4. Somut olayda Bölge Adliye Mahkemesince; sadece davalı tarafın istinaf başvurusu üzerine kamu düzenine aykırılık bulunup bulunmadığı yönünden resen yapılan inceleme neticesinde, arabuluculuk faaliyetinin tarafların anlaşamadığına dair düzenlenen son tutanak tarihinden önce muaccel olan alacaklar bakımından gerçekleştirildiği, son tutanak tarihinden sonraki döneme ilişkin istemlerin dava şartı yokluğu sebebiyle usulden reddi gerektiğinin gözetilmemesinin hatalı olduğu belirtildikten sonra, davalı vekilinin istinaf başvurusunun 6100 sayılı Kanun'un 353 üncü maddesinin birinci fıkrasının (b) bendinin (1) inci alt bendi gereğince esastan reddine, İlk Derece Mahkemesi kararının 6100 sayılı Kanun'un 353 üncü maddesinin birinci fıkrasının (b) bendinin (2) nci alt bendi gereğince düzelterek yeniden esas hakkında hüküm kurulmak üzere kaldırılmasına karar verilmiştir.

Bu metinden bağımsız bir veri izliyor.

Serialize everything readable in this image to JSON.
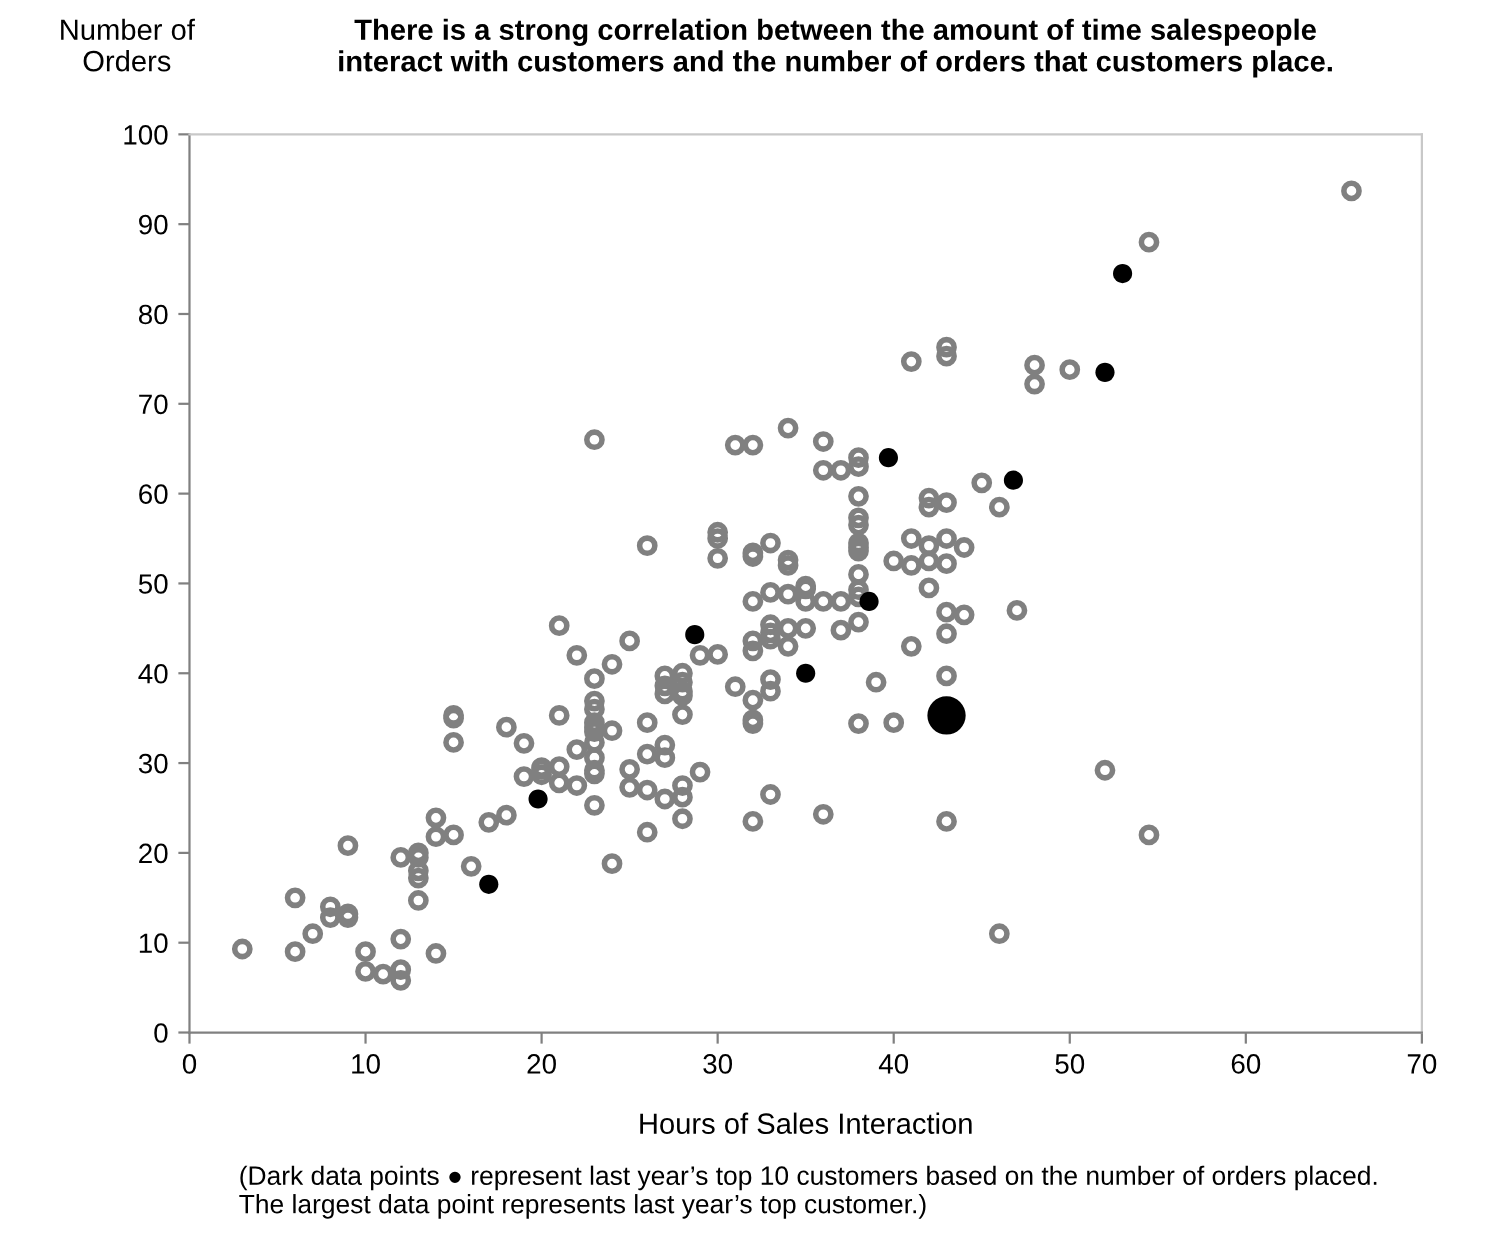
{
  "chart_data": {
    "type": "scatter",
    "title": "There is a strong correlation between the amount of time salespeople\ninteract with customers and the number of orders that customers place.",
    "xlabel": "Hours of Sales Interaction",
    "ylabel": "Number of\nOrders",
    "annotations": [
      "(Dark data points ● represent last year’s top 10 customers based on the number of orders placed.\nThe largest data point represents last year’s top customer.)"
    ],
    "xlim": [
      0,
      70
    ],
    "ylim": [
      0,
      100
    ],
    "xticks": [
      0,
      10,
      20,
      30,
      40,
      50,
      60,
      70
    ],
    "yticks": [
      0,
      10,
      20,
      30,
      40,
      50,
      60,
      70,
      80,
      90,
      100
    ],
    "grid": false,
    "legend": false,
    "marker": "circle",
    "series": [
      {
        "color": "#808080",
        "x": [
          3,
          6,
          6,
          7,
          8,
          8,
          9,
          9,
          9,
          10,
          10,
          11,
          12,
          12,
          12,
          12,
          13,
          13,
          13,
          13,
          13,
          14,
          14,
          14,
          15,
          15,
          15,
          15,
          16,
          17,
          18,
          18,
          19,
          19,
          20,
          20,
          20,
          21,
          21,
          21,
          21,
          22,
          22,
          22,
          23,
          23,
          23,
          23,
          23,
          23,
          23,
          23,
          23,
          23,
          23,
          23,
          24,
          24,
          24,
          25,
          25,
          25,
          26,
          26,
          26,
          26,
          26,
          27,
          27,
          27,
          27,
          27,
          27,
          28,
          28,
          28,
          28,
          28,
          28,
          28,
          28,
          29,
          29,
          30,
          30,
          30,
          30,
          31,
          31,
          32,
          32,
          32,
          32,
          32,
          32,
          32,
          32,
          32,
          32,
          33,
          33,
          33,
          33,
          33,
          33,
          33,
          33,
          34,
          34,
          34,
          34,
          34,
          34,
          35,
          35,
          35,
          35,
          36,
          36,
          36,
          36,
          37,
          37,
          37,
          38,
          38,
          38,
          38,
          38,
          38,
          38,
          38,
          38,
          38,
          38,
          38,
          38,
          39,
          40,
          40,
          41,
          41,
          41,
          41,
          42,
          42,
          42,
          42,
          42,
          43,
          43,
          43,
          43,
          43,
          43,
          43,
          43,
          43,
          44,
          44,
          45,
          46,
          46,
          47,
          48,
          48,
          50,
          52,
          54.5,
          54.5,
          66
        ],
        "values": [
          9.3,
          15,
          9,
          11,
          14,
          12.8,
          13.2,
          12.8,
          20.8,
          9,
          6.8,
          6.5,
          7,
          5.8,
          10.4,
          19.5,
          19.5,
          20,
          18,
          17.2,
          14.7,
          23.9,
          21.8,
          8.8,
          35.3,
          35,
          32.3,
          22,
          18.5,
          23.4,
          24.2,
          34,
          32.2,
          28.5,
          29.3,
          28.7,
          29.5,
          29.6,
          35.3,
          27.8,
          45.3,
          42,
          31.5,
          27.5,
          66,
          39.4,
          36.9,
          36,
          34.5,
          34,
          33.5,
          32.3,
          30.6,
          29.2,
          28.8,
          25.3,
          41,
          33.6,
          18.8,
          43.6,
          29.3,
          27.3,
          54.2,
          34.5,
          31,
          27,
          22.3,
          39.7,
          38.6,
          37.7,
          32,
          30.6,
          26,
          40,
          39,
          38,
          37.5,
          35.4,
          27.5,
          23.8,
          26.2,
          42,
          29,
          55.7,
          55,
          52.8,
          42.1,
          65.4,
          38.5,
          65.4,
          53.4,
          53,
          48,
          43.6,
          42.5,
          37,
          34.8,
          34.4,
          23.5,
          54.5,
          49,
          45.4,
          44.5,
          43.8,
          39.3,
          38,
          26.5,
          67.3,
          52.6,
          52,
          48.8,
          43,
          45,
          49.7,
          49.4,
          48,
          45,
          65.8,
          62.6,
          48,
          24.3,
          62.6,
          48,
          44.8,
          64,
          63,
          59.7,
          57.3,
          56.5,
          54.5,
          54,
          53.6,
          51,
          49.3,
          48.5,
          45.7,
          34.4,
          39,
          52.5,
          34.5,
          74.7,
          55,
          52,
          43,
          59.5,
          58.5,
          54.2,
          52.5,
          49.5,
          76.3,
          75.3,
          59,
          55,
          52.2,
          46.8,
          44.4,
          39.7,
          23.5,
          54,
          46.5,
          61.2,
          58.5,
          11,
          47,
          74.3,
          72.2,
          73.8,
          29.2,
          88,
          22,
          93.7
        ]
      },
      {
        "type": "bubble",
        "color": "#000000",
        "x": [
          17,
          19.8,
          28.7,
          35,
          38.6,
          39.7,
          46.8,
          52,
          53,
          43
        ],
        "values": [
          16.5,
          26,
          44.3,
          40,
          48,
          64,
          61.5,
          73.5,
          84.5,
          35.3
        ],
        "sizes": [
          0.25,
          0.25,
          0.25,
          0.25,
          0.25,
          0.25,
          0.25,
          0.25,
          0.25,
          1
        ]
      }
    ]
  }
}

5. Bölge Adliye Mahkemesi kararı, yukarıda belirtilen Kanun hükümlerine aykırı olduğundan, Bölge Adliye Mahkemesi kararının bozulmasına ve dosyanın kararı veren Bölge Adliye Mahkemesine gönderilmesine karar vermek gerekmiştir.

VI. KARAR

Açıklanan sebeplerle;

Temyiz olunan Bölge Adliye Mahkemesi kararının usulden BOZULMASINA,

Bozma sebebine göre davalı vekilinin diğer temyiz itirazlarının incelenmesine şimdilik yer olmadığına,

Dosyanın kararı veren Bölge Adliye Mahkemesine gönderilmesine,

12.03.2024 tarihinde oy birliğiyle karar verildi.